Unlocking the significant power of female investors

Roxana-Mohammadian Molina Chief Strategy Officer of BLEND Network calls for action to address the lack of female investors.

New research by BLEND Network highlights the gender gap between male and female investors in terms of both number of investors and risk they are willing to take.

The financial services sector needs to do more to combat gender inequality in investment according to new research from BLEND Network, a leading property-backed P2P lender.

Fewer female investors

Speaking at the Women in Finance Summit yesterday in London, Roxana Mohammadian-Molina, chief strategy officer at BLEND Network, will say that the firm’s new research based on an analysis of the investing patterns of over 1,200 of its lenders revealed that not only are there significantly fewer female investors than male, but also that female investors emerge as more risk-averse than men.

Roxana argues that the wealth management sector needs to embrace change to encourage more women to invest. A recent study by Warwick Business School has shown that women are better investors than men, with the men who invested achieving 0.14% above the performance of the FTSE 100 compared to 1.94% for women.

>See also: To empower female businesswomen, we need to break down the myth of the self-made entrepreneur

 Roxana believes that BLEND Network’s research underlies a deeper set of issues within the financial services sector, including financial management not being widely taught in schools, a lack of female role models working in the financial services industry and the continued existence of the ‘Old Boys Club’, all barriers to women entering the profession.

She also argues that within this climate women need to take the initiative and do more to challenge the status quo and drive change within the industry. She sets out the following key recommendations to help unlock the power of women investors:

 · Create supportive networks: Women should not pursue this change alone but should network to create supportive communities in which they feel free to share information, experience and advice.

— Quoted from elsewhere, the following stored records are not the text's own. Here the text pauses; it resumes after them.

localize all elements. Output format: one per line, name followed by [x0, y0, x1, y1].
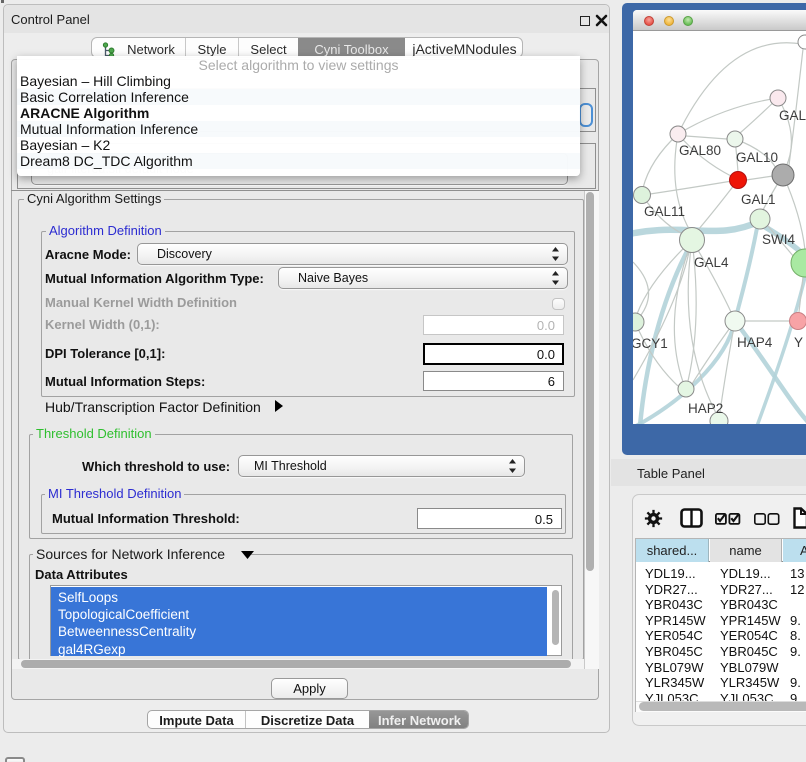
svg-text:HAP4: HAP4	[737, 335, 773, 350]
svg-text:GAL7: GAL7	[779, 108, 806, 123]
svg-text:GAL80: GAL80	[679, 143, 721, 158]
svg-text:HAP2: HAP2	[688, 401, 723, 416]
svg-text:GAL1: GAL1	[741, 192, 776, 207]
svg-text:Y: Y	[794, 335, 803, 350]
svg-text:GAL11: GAL11	[644, 204, 685, 219]
svg-text:GCY1: GCY1	[633, 336, 668, 351]
svg-text:GAL10: GAL10	[736, 150, 778, 165]
svg-text:GAL4: GAL4	[694, 255, 729, 270]
svg-text:SWI4: SWI4	[762, 232, 795, 247]
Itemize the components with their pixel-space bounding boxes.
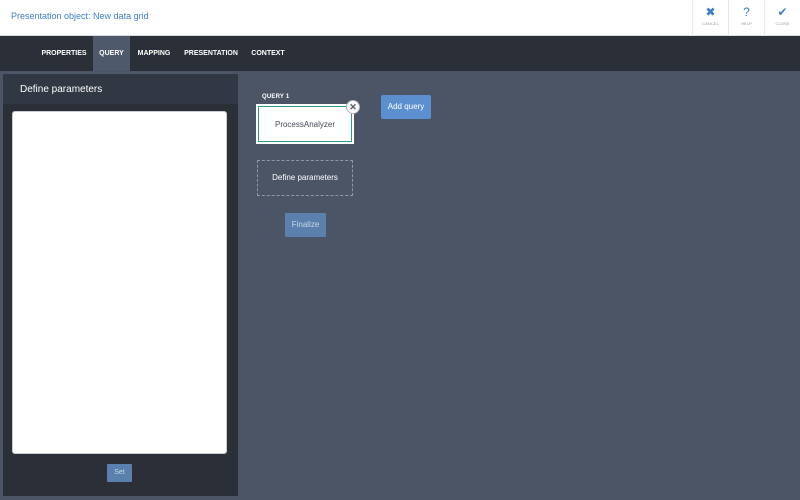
tab-bar: PROPERTIES QUERY MAPPING PRESENTATION CO… [0, 36, 800, 71]
close-label: CLOSE [775, 21, 790, 26]
panel-header: Define parameters [3, 74, 238, 104]
tab-presentation[interactable]: PRESENTATION [182, 36, 240, 71]
help-icon: ? [743, 5, 750, 19]
tab-mapping[interactable]: MAPPING [133, 36, 175, 71]
define-parameters-button[interactable]: Define parameters [257, 160, 353, 196]
cancel-label: CANCEL [702, 21, 719, 26]
cancel-button[interactable]: ✖ CANCEL [692, 0, 728, 36]
tab-context[interactable]: CONTEXT [247, 36, 289, 71]
close-button[interactable]: ✔ CLOSE [764, 0, 800, 36]
panel-title: Define parameters [20, 84, 103, 95]
help-label: HELP [741, 21, 752, 26]
help-button[interactable]: ? HELP [728, 0, 764, 36]
finalize-button[interactable]: Finalize [285, 213, 326, 237]
remove-query-icon[interactable]: ✕ [346, 100, 360, 114]
set-button[interactable]: Set [107, 464, 132, 482]
parameters-panel: Define parameters Set [3, 74, 238, 496]
tab-properties[interactable]: PROPERTIES [38, 36, 90, 71]
query-label: QUERY 1 [262, 94, 290, 100]
parameters-textarea[interactable] [12, 111, 227, 454]
checkmark-icon: ✔ [777, 5, 788, 19]
tab-query[interactable]: QUERY [93, 36, 130, 71]
query-name: ProcessAnalyzer [274, 120, 336, 129]
add-query-button[interactable]: Add query [381, 95, 431, 119]
query-card[interactable]: ProcessAnalyzer [258, 106, 352, 142]
close-icon: ✖ [705, 5, 716, 19]
header-bar: Presentation object: New data grid ✖ CAN… [0, 0, 800, 36]
page-title: Presentation object: New data grid [11, 11, 149, 21]
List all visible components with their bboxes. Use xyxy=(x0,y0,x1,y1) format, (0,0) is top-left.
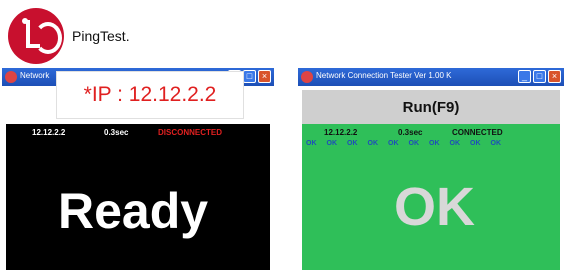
status-panel: 12.12.2.2 0.3sec DISCONNECTED Ready xyxy=(6,124,270,270)
ok-item: OK xyxy=(367,140,379,147)
maximize-button[interactable]: □ xyxy=(533,70,546,83)
minimize-button[interactable]: _ xyxy=(518,70,531,83)
ok-item: OK xyxy=(490,140,502,147)
ok-item: OK xyxy=(429,140,440,147)
status-time: 0.3sec xyxy=(398,128,423,137)
close-button[interactable]: × xyxy=(258,70,271,83)
window-title: Network xyxy=(20,71,50,80)
window-title: Network Connection Tester Ver 1.00 K xyxy=(316,71,452,80)
app-icon xyxy=(5,71,17,83)
run-button[interactable]: Run(F9) xyxy=(302,90,560,124)
status-ip: 12.12.2.2 xyxy=(32,128,66,137)
status-time: 0.3sec xyxy=(104,128,129,137)
ok-item: OK xyxy=(306,140,317,147)
ok-item: OK xyxy=(470,140,481,147)
lg-logo xyxy=(8,8,64,64)
ping-window-ok: Network Connection Tester Ver 1.00 K _ □… xyxy=(298,68,564,270)
ok-list: OK OK OK OK OK OK OK OK OK OK xyxy=(306,140,501,147)
status-state: DISCONNECTED xyxy=(158,128,223,137)
maximize-button[interactable]: □ xyxy=(243,70,256,83)
logo-letter-g xyxy=(34,22,62,54)
ok-item: OK xyxy=(408,140,420,147)
status-panel: 12.12.2.2 0.3sec CONNECTED OK OK OK OK O… xyxy=(302,124,560,270)
status-ip: 12.12.2.2 xyxy=(324,128,358,137)
status-big-text: Ready xyxy=(58,183,209,239)
ok-item: OK xyxy=(449,140,461,147)
ok-item: OK xyxy=(388,140,399,147)
status-big-text: OK xyxy=(394,177,475,237)
ok-item: OK xyxy=(326,140,338,147)
ip-callout: *IP : 12.12.2.2 xyxy=(56,71,244,119)
ok-item: OK xyxy=(347,140,358,147)
window-titlebar: Network Connection Tester Ver 1.00 K _ □… xyxy=(298,68,564,86)
app-icon xyxy=(301,71,313,83)
status-state: CONNECTED xyxy=(452,128,503,137)
close-button[interactable]: × xyxy=(548,70,561,83)
brand-label: PingTest. xyxy=(72,28,130,44)
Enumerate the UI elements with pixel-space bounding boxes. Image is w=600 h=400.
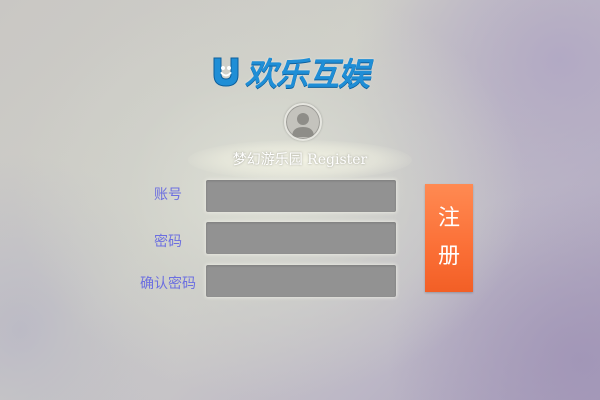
account-field[interactable]	[206, 180, 396, 212]
page-title: 梦幻游乐园 Register	[232, 152, 368, 168]
smile-u-logo-icon	[211, 55, 241, 89]
brand-logo: 欢乐互娱	[211, 50, 381, 94]
register-button[interactable]: 注 册	[425, 184, 473, 292]
account-label: 账号	[154, 187, 182, 203]
password-field[interactable]	[206, 222, 396, 254]
password-label: 密码	[154, 234, 182, 250]
brand-name: 欢乐互娱	[245, 55, 370, 93]
confirm-password-field[interactable]	[206, 265, 396, 297]
user-avatar-icon	[284, 103, 322, 141]
confirm-password-label: 确认密码	[140, 276, 196, 292]
register-button-char-2: 册	[437, 244, 460, 269]
register-button-char-1: 注	[437, 206, 460, 231]
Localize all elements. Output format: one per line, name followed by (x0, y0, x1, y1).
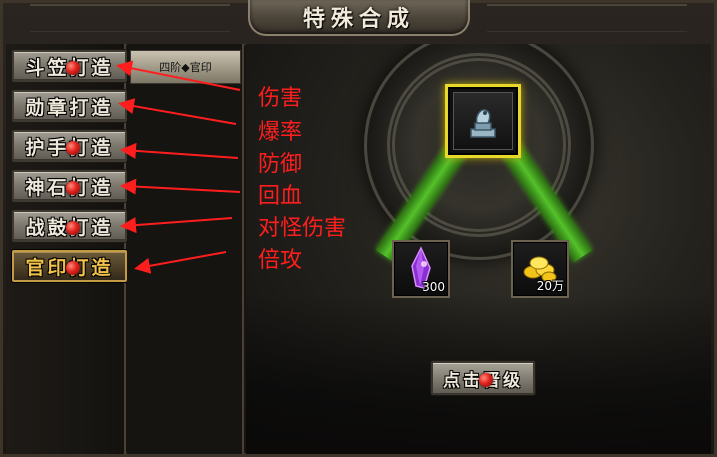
title-plate: 特殊合成 (248, 0, 470, 36)
sub-item-selected[interactable]: 四阶◆官印 (130, 50, 241, 84)
red-dot-badge (66, 261, 80, 275)
craft-button-divine-stone[interactable]: 神石打造 (12, 170, 127, 202)
craft-button-official-seal[interactable]: 官印打造 (12, 250, 127, 282)
material-quantity: 300 (422, 280, 445, 294)
red-dot-badge (66, 181, 80, 195)
annotation-label: 防御 (258, 152, 303, 177)
craft-button-hat[interactable]: 斗笠打造 (12, 50, 127, 82)
material-slot-gold[interactable]: 20万 (511, 240, 569, 298)
material-quantity: 20万 (536, 279, 564, 293)
craft-category-list: 斗笠打造 勋章打造 护手打造 神石打造 战鼓打造 官印打造 (6, 44, 127, 454)
annotation-label: 对怪伤害 (258, 216, 347, 241)
synthesis-area: 300 20万 点击晋级 (246, 44, 711, 454)
title-ornament-right (487, 4, 687, 32)
upgrade-button[interactable]: 点击晋级 (431, 361, 535, 395)
window-title: 特殊合成 (302, 6, 415, 32)
annotation-label: 爆率 (258, 120, 303, 145)
craft-button-label: 勋章打造 (25, 96, 114, 119)
red-dot-badge (66, 61, 80, 75)
craft-button-medal[interactable]: 勋章打造 (12, 90, 127, 122)
official-seal-icon (453, 92, 513, 150)
annotation-label: 倍攻 (258, 248, 303, 273)
craft-button-war-drum[interactable]: 战鼓打造 (12, 210, 127, 242)
material-slot-crystal[interactable]: 300 (392, 240, 450, 298)
craft-button-gauntlet[interactable]: 护手打造 (12, 130, 127, 162)
red-dot-badge (479, 373, 493, 387)
red-dot-badge (66, 141, 80, 155)
sub-item-list: 四阶◆官印 (127, 44, 244, 454)
title-ornament-left (30, 4, 230, 32)
target-item-slot[interactable] (445, 84, 521, 158)
annotation-label: 伤害 (258, 86, 303, 111)
red-dot-badge (66, 221, 80, 235)
annotation-label: 回血 (258, 184, 303, 209)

These communities, either online or person, will provide safe spaces to encourage women to discuss money, from unpicking jargon to making recommendations for the best wealth advisors for women.

· Education is critical: As money management and investing are still not part of the national curriculum, women should educate themselves and spend time to understand the basics of financial management. Greater knowledge will lead to greater confidence, which will allow women to become less dependent on wealth managers and more independent when it comes to investing. Learning sooner rather than later is important as money management skills last a lifetime

 · Embrace the difference: A woman’s more risk-averse nature should be embraced. Female investment priorities are different, not inferior. Investing does not have to be full of risk to be successful and if women understand that their individuality is an asset, it will help encourage them to invest.

· Start small: Women need to spread the message and understand that you don’t need to be rich to be an investor. Women can start with the smallest amounts, e.g. £1 per day, and build up their confidence

 · Celebrate success: It is important for women to see and celebrate successful women in finance. To do this, and tackle the ‘Old Boys Club’ perception, it is important to change the composition of the financial services industry, as currently, only 10% of wealth advisors are women. Their positive stories will encourage other women to work in the industry and also to take action and see what they can achieve by investing.

>See also: UK’s top VCs revealed: 11 women to watch in investment

Roxana commented: “Money and investing should not be an issue that women shy away from but something they should take control of and master. With over half of women not ever holding an investment product there is a long way to go to encourage female investing. The private wealth sector needs to change in order to reap the benefits that increased female investment can bring. But women should not wait on the sidelines for this change to happen.

“They need to be proactive and seek to affect change themselves. Women no longer accept second best in the home or at work, and they should not accept second best in private wealth management either. Ladies take action!”